Ein in der Schweiz in Stellung befindlicher, wagemutiger junger Liechtensteiner folgte dem Beispiel einiger deutscher Arbeitsgenossen, die dem Rufe zu den Fahnen folgten, und meldete sich freiwillig zum deutschen Heeresdienst. [4] Er wurde angenommen, einige Monate im Kriegshandwerk ausgebildet und befand sich auf dem Wege nach der Westfront, als ihn die fürsorgliche Hand seines neutralen Vaterlandes erwischte und ihn unsanft aus seinen Träumen von Ruhm und Siegeslorbeern riss. Die Liechtensteinische Regierung hatte nämlich durch Verrat die Absicht ihres kriegslustigen Untertanen erfahren und forderte nun schleunigst und nachdrücklich unter Berufung auf ihre Neutralität dessen sofortige Ausschaltung aus dem deutschen Heeresverband.

Die deutsche Reichsregierung erliess den Befehl an das betreffende Regiment, den angehenden Krieger heimzuschicken.

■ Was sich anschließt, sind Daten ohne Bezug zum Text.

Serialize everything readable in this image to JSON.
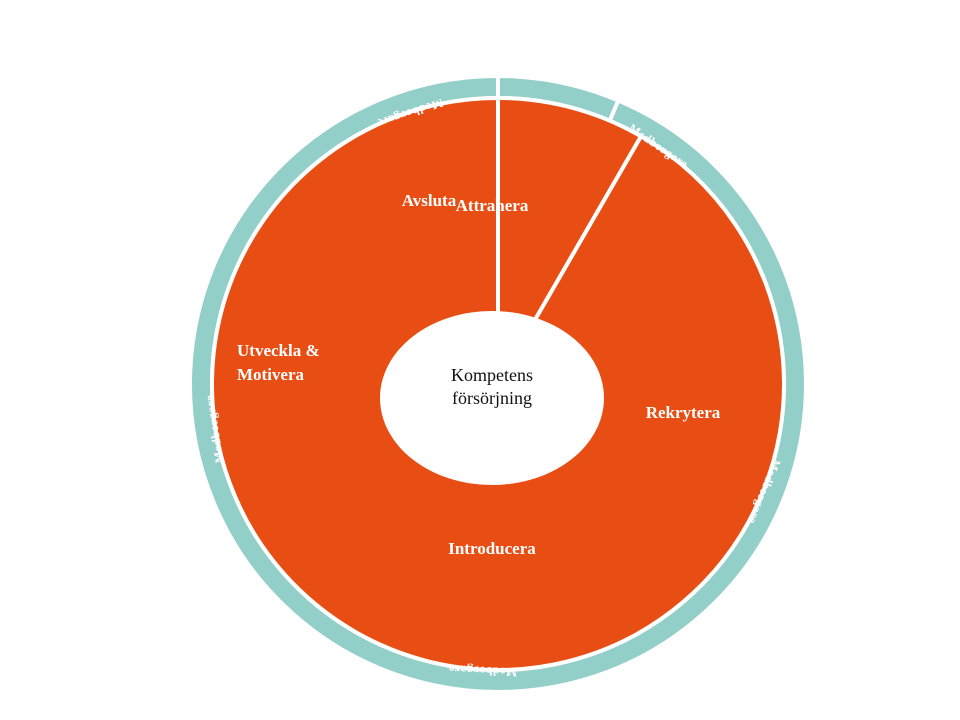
{
  "diagram": {
    "center": {
      "line1": "Kompetens",
      "line2": "försörjning"
    },
    "segments": [
      {
        "id": "attrahera",
        "lines": [
          "Attrahera"
        ]
      },
      {
        "id": "rekrytera",
        "lines": [
          "Rekrytera"
        ]
      },
      {
        "id": "introducera",
        "lines": [
          "Introducera"
        ]
      },
      {
        "id": "utveckla",
        "lines": [
          "Utveckla &",
          "Motivera"
        ]
      },
      {
        "id": "avsluta",
        "lines": [
          "Avsluta"
        ]
      }
    ],
    "ring_labels": [
      "Medborgare",
      "Medborgare",
      "Medborgare",
      "Medborgare",
      "Medborgare"
    ],
    "colors": {
      "segment_fill": "#E84E14",
      "ring_fill": "#93CFC9",
      "center_fill": "#FFFFFF",
      "divider": "#FFFFFF"
    }
  }
}
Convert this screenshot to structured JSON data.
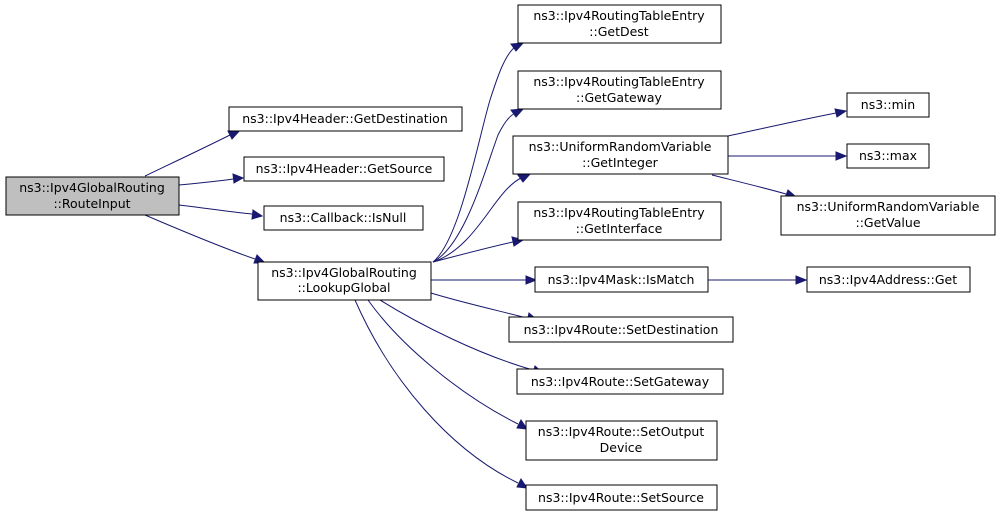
{
  "graph": {
    "edge_color": "#191970",
    "root_fill": "#bfbfbf",
    "nodes": {
      "route_input": {
        "line1": "ns3::Ipv4GlobalRouting",
        "line2": "::RouteInput"
      },
      "get_destination": {
        "line1": "ns3::Ipv4Header::GetDestination"
      },
      "get_source": {
        "line1": "ns3::Ipv4Header::GetSource"
      },
      "is_null": {
        "line1": "ns3::Callback::IsNull"
      },
      "lookup_global": {
        "line1": "ns3::Ipv4GlobalRouting",
        "line2": "::LookupGlobal"
      },
      "get_dest": {
        "line1": "ns3::Ipv4RoutingTableEntry",
        "line2": "::GetDest"
      },
      "get_gateway": {
        "line1": "ns3::Ipv4RoutingTableEntry",
        "line2": "::GetGateway"
      },
      "get_integer": {
        "line1": "ns3::UniformRandomVariable",
        "line2": "::GetInteger"
      },
      "get_interface": {
        "line1": "ns3::Ipv4RoutingTableEntry",
        "line2": "::GetInterface"
      },
      "is_match": {
        "line1": "ns3::Ipv4Mask::IsMatch"
      },
      "set_destination": {
        "line1": "ns3::Ipv4Route::SetDestination"
      },
      "set_gateway": {
        "line1": "ns3::Ipv4Route::SetGateway"
      },
      "set_output_device": {
        "line1": "ns3::Ipv4Route::SetOutput",
        "line2": "Device"
      },
      "set_source": {
        "line1": "ns3::Ipv4Route::SetSource"
      },
      "min": {
        "line1": "ns3::min"
      },
      "max": {
        "line1": "ns3::max"
      },
      "get_value": {
        "line1": "ns3::UniformRandomVariable",
        "line2": "::GetValue"
      },
      "address_get": {
        "line1": "ns3::Ipv4Address::Get"
      }
    }
  }
}
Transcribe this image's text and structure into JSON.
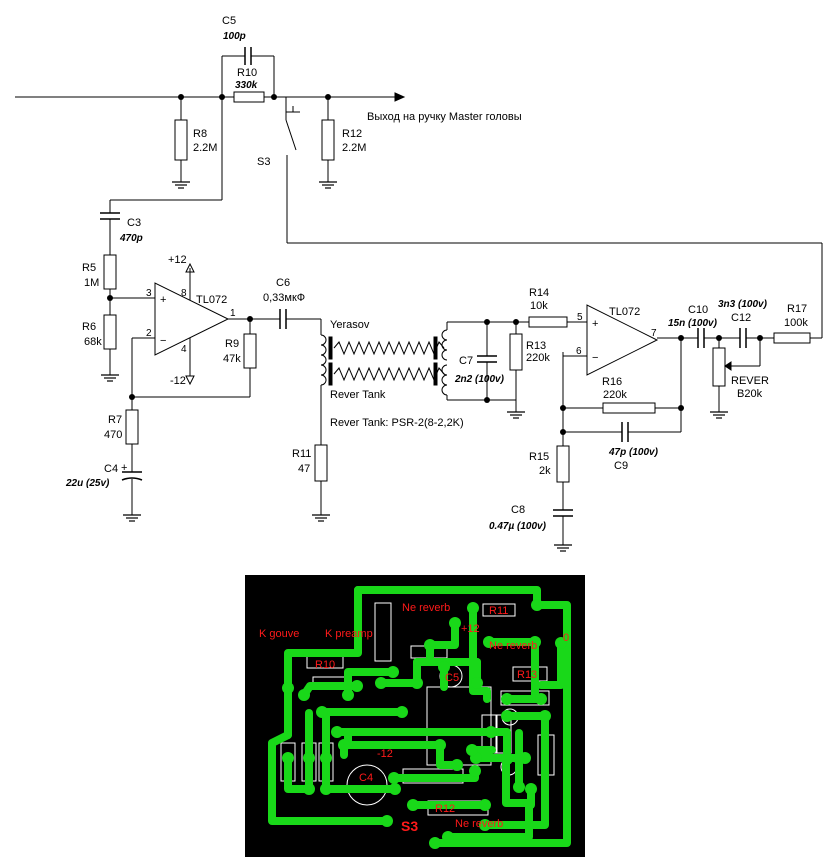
{
  "schematic": {
    "output_label": "Выход на ручку Master головы",
    "components": {
      "c5": {
        "ref": "C5",
        "value": "100p"
      },
      "r10": {
        "ref": "R10",
        "value": "330k"
      },
      "r8": {
        "ref": "R8",
        "value": "2.2M"
      },
      "r12": {
        "ref": "R12",
        "value": "2.2M"
      },
      "s3": {
        "ref": "S3"
      },
      "c3": {
        "ref": "C3",
        "value": "470p"
      },
      "r5": {
        "ref": "R5",
        "value": "1M"
      },
      "r6": {
        "ref": "R6",
        "value": "68k"
      },
      "r7": {
        "ref": "R7",
        "value": "470"
      },
      "c4": {
        "ref": "C4",
        "value": "22u (25v)"
      },
      "r9": {
        "ref": "R9",
        "value": "47k"
      },
      "c6": {
        "ref": "C6",
        "value": "0,33мкФ"
      },
      "r11": {
        "ref": "R11",
        "value": "47"
      },
      "c7": {
        "ref": "C7",
        "value": "2n2 (100v)"
      },
      "r13": {
        "ref": "R13",
        "value": "220k"
      },
      "r14": {
        "ref": "R14",
        "value": "10k"
      },
      "r15": {
        "ref": "R15",
        "value": "2k"
      },
      "c8": {
        "ref": "C8",
        "value": "0.47µ (100v)"
      },
      "r16": {
        "ref": "R16",
        "value": "220k"
      },
      "c9": {
        "ref": "C9",
        "value": "47p (100v)"
      },
      "c10": {
        "ref": "C10",
        "value": "15n (100v)"
      },
      "c12": {
        "ref": "C12",
        "value": "3n3 (100v)"
      },
      "r17": {
        "ref": "R17",
        "value": "100k"
      },
      "rever_pot": {
        "ref": "REVER",
        "value": "B20k"
      }
    },
    "opamp1": {
      "label": "TL072",
      "plus": "+",
      "minus": "−",
      "pin8": "8",
      "pin3": "3",
      "pin2": "2",
      "pin1": "1",
      "pin4": "4",
      "vpos": "+12",
      "vneg": "-12"
    },
    "opamp2": {
      "label": "TL072",
      "plus": "+",
      "minus": "−",
      "pin5": "5",
      "pin6": "6",
      "pin7": "7"
    },
    "tank": {
      "brand": "Yerasov",
      "name": "Rever Tank",
      "spec": "Rever Tank: PSR-2(8-2,2K)"
    }
  },
  "pcb": {
    "labels": {
      "k_gouve": "K gouve",
      "k_preamp": "K preamp",
      "ne_reverb_top": "Ne reverb",
      "plus12": "+12",
      "ne_reverb_right": "Ne reverb",
      "zero": "0",
      "minus12": "-12",
      "ne_reverb_bottom": "Ne reverb",
      "s3": "S3"
    },
    "parts": {
      "r11": "R11",
      "r10": "R10",
      "r13": "R13",
      "r12": "R12",
      "c5": "C5",
      "c4": "C4"
    },
    "colors": {
      "board": "#000000",
      "trace": "#19d819",
      "label": "#ff1a1a",
      "outline": "#ffffff"
    }
  }
}
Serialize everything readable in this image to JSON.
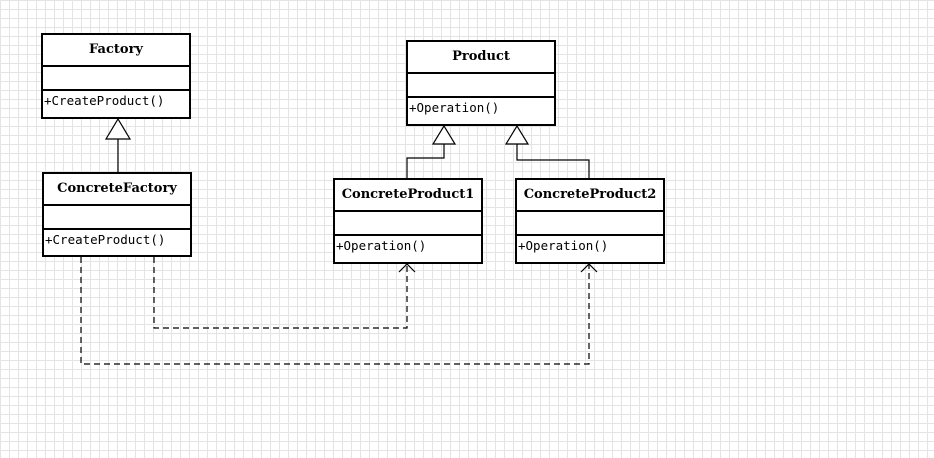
{
  "classes": {
    "factory": {
      "name": "Factory",
      "operation": "+CreateProduct()"
    },
    "concrete_factory": {
      "name": "ConcreteFactory",
      "operation": "+CreateProduct()"
    },
    "product": {
      "name": "Product",
      "operation": "+Operation()"
    },
    "concrete_product1": {
      "name": "ConcreteProduct1",
      "operation": "+Operation()"
    },
    "concrete_product2": {
      "name": "ConcreteProduct2",
      "operation": "+Operation()"
    }
  },
  "relationships": [
    {
      "type": "generalization",
      "from": "ConcreteFactory",
      "to": "Factory"
    },
    {
      "type": "generalization",
      "from": "ConcreteProduct1",
      "to": "Product"
    },
    {
      "type": "generalization",
      "from": "ConcreteProduct2",
      "to": "Product"
    },
    {
      "type": "dependency",
      "from": "ConcreteFactory",
      "to": "ConcreteProduct1"
    },
    {
      "type": "dependency",
      "from": "ConcreteFactory",
      "to": "ConcreteProduct2"
    }
  ],
  "colors": {
    "line": "#000000",
    "grid": "#e4e4e4",
    "background": "#ffffff"
  }
}
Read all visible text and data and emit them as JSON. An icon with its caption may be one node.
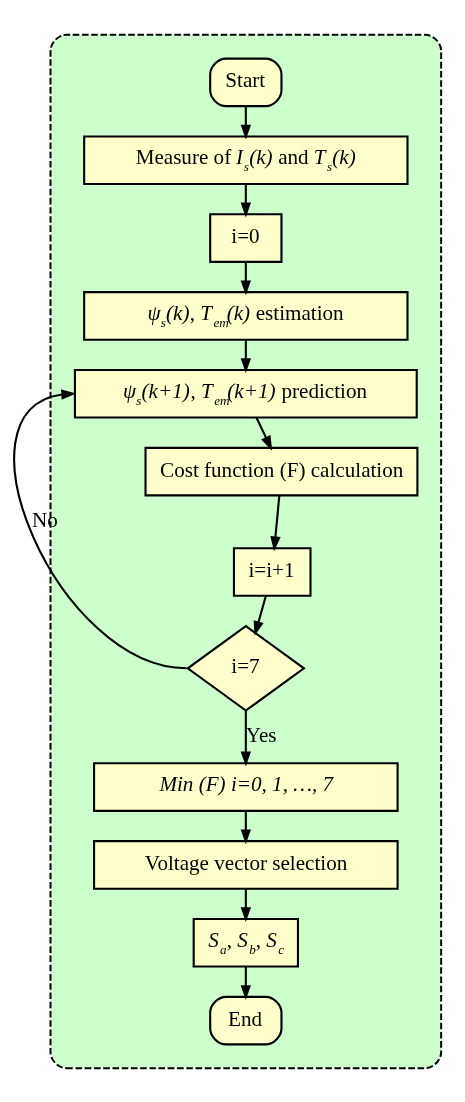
{
  "diagram": {
    "nodes": [
      {
        "text": [],
        "shape": "box"
      },
      {
        "text": [
          "Start"
        ],
        "in": 0
      },
      {
        "text": [
          "Measure of *I$_{s}$(k)* and *T$_{s}$(k)*"
        ],
        "in": 0
      },
      {
        "text": [
          "i=0"
        ],
        "in": 0
      },
      {
        "text": [
          "*ψ$_{s}$(k)*, *T$_{em}$(k)* estimation"
        ],
        "in": 0
      },
      {
        "text": [
          "*ψ$_{s}$(k+1)*, *T$_{em}$(k+1)* prediction"
        ],
        "in": 0
      },
      {
        "text": [
          "Cost function (F) calculation"
        ],
        "in": 0
      },
      {
        "text": [
          "i=i+1"
        ],
        "in": 0
      },
      {
        "text": [
          "i=7"
        ],
        "in": 0
      },
      {
        "text": [
          "Min (F) i=0, 1, …, 7"
        ],
        "in": 0
      },
      {
        "text": [
          "Voltage vector selection"
        ],
        "in": 0
      },
      {
        "text": [
          "*S$_{a}$*, *S$_{b}$*, *S$_{c}$*"
        ],
        "in": 0
      },
      {
        "text": [
          "End"
        ],
        "in": 0
      }
    ],
    "edges": [
      {
        "from": 1,
        "to": 2,
        "arrow": "to"
      },
      {
        "from": 2,
        "to": 3,
        "arrow": "to"
      },
      {
        "from": 3,
        "to": 4,
        "arrow": "to"
      },
      {
        "from": 4,
        "to": 5,
        "arrow": "to"
      },
      {
        "from": 5,
        "to": 6,
        "arrow": "to"
      },
      {
        "from": 6,
        "to": 7,
        "arrow": "to"
      },
      {
        "from": 7,
        "to": 8,
        "arrow": "to"
      },
      {
        "from": 8,
        "to": 5,
        "arrow": "to",
        "label": "No"
      },
      {
        "from": 8,
        "to": 9,
        "arrow": "to",
        "label": "Yes"
      },
      {
        "from": 9,
        "to": 10,
        "arrow": "to"
      },
      {
        "from": 10,
        "to": 11,
        "arrow": "to"
      },
      {
        "from": 11,
        "to": 12,
        "arrow": "to"
      }
    ]
  }
}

In Frankfurt am Main ereilte ihn sein Schicksal, als er gerade im Bahnwagen unter seinen Waffenbrüdern sass und mit ihnen im Chor Soldatenlieder sang. Sie waren gerade beim "Gloria Viktoria!" angelangt, als die rauhe Kompagniemutter die Wagentür aufriss und den Liechtensteiner Krieger herausholte. Auf dem Bahnsteig wurde ihm der Befehl der Vaduzer Regierung vorgelegt, die Erledigung der deutschen Militärbehörde bekanntgegeben und sodann seine Neutralisierung vorgenommen – er musste Wehr und Waffen abgeben und wurde so seinem Vaterland erhalten; unter allgemeinem Bedauern und grossem Hallo schied er von seinen Kameraden. [5]

______________

[1] Illustrierte Kronen-Zeitung, Nr. 5573, 7.7.1915, S. 1 (Karikatur) und S. 9f. (Kommentar). Ein Exemplar der Zeitung in LI LA SF 01/1915/046. Die Zeitung wurde der Regierung von Gottlieb Kron, Sektionsrat in der fürstlichen Hofkanzlei, übersandt (LI LA SF 01/1915/046, Kron an Leopold von Imhof, 8.7.1915).
[2] Das Titelbild zeigt über der Bildunterschrift "Er darf nicht an die Front. Weil er Liechtensteiner ist" einen auf dem Bahnsteig vor einem abfahrbereiten Zug stehenden Soldaten, dem von Offizieren befohlen wird, seine Ausrüstung abzugeben.
[3] Hohenliechtenstein: Im 18. Jahrhundert verwendete Bezeichnung für Schloss Vaduz.
[4] Es handelt sich um die etwas dramatisierte Schilderung der Geschichte von Albert Vogt aus Balzers. Dieser hatte seinen Angehörigen am 7.8.1914 mit einer Feldpostkarte mitgeteilt, dass er in Freiburg i.Br. zum Soldaten ausgebildet werde. In drei Wochen gehe es "auf das Schlachtfeld" (LI LA RE 1914/2539 ad 2131/2291). Der Vormund des verwaisten, noch minderjährigen Vogt bat darauf die Regierung um eine Intervention. Diese ersuchte am 24.8.1914 das österreichisch-ungarische Konsulat in Karlsruhe, "wenn tunlich wegen der Bewirkung der Rückkehr des Albert Vogt in seine Heimat das Nötige veranlassen zu wollen" (LI LA RE 1914/2539 ad 2131/2291). Vogt wurde aufgrund dieser Intervention am 18.9.1914 aus der deutschen Armee entlassen (LI LA RE 1914/2539 ad 2131/2291, Leutnant Leinweber an den Civilvorsitzenden der Ersatzcommission des Aushebungsbezirks Freiburg i.B., 18.9.1914).
[5] Landesverweser Leopold von Imhof informierte Gottlieb Kron und die Kronen-Zeitung über den tatsächlichen Ablauf der Ereignisse. Dabei stellte er klar, dass die Intervention der Regierung nur auf Wunsch der Angehörigen Vogts erfolgt sei. Von einem Befehl der Regierung oder einer Berufung auf die liechtensteinische Neutralität könne keine Rede sein. Im Schreiben an Kron wies er zudem darauf hin, dass sich mehrere Liechtensteiner freiwillig zum Kriegsdienst gemeldet hätten und ihnen bescheinigt worden sei, dass dagegen seitens der Regierung "kein Hindernis obwalte" (LI LA SF 01/1915/046, Imhof an Kron sowie an die Kronen-Zeitung, 10.7.1915). Die "Kronen-Zeitung" druckte die Richtigstellung Imhofs in Nr. 5579, 13.7.1915, S. 12 ab (ein Exemplar des Artikels unter LI LA PA 001/0021/05).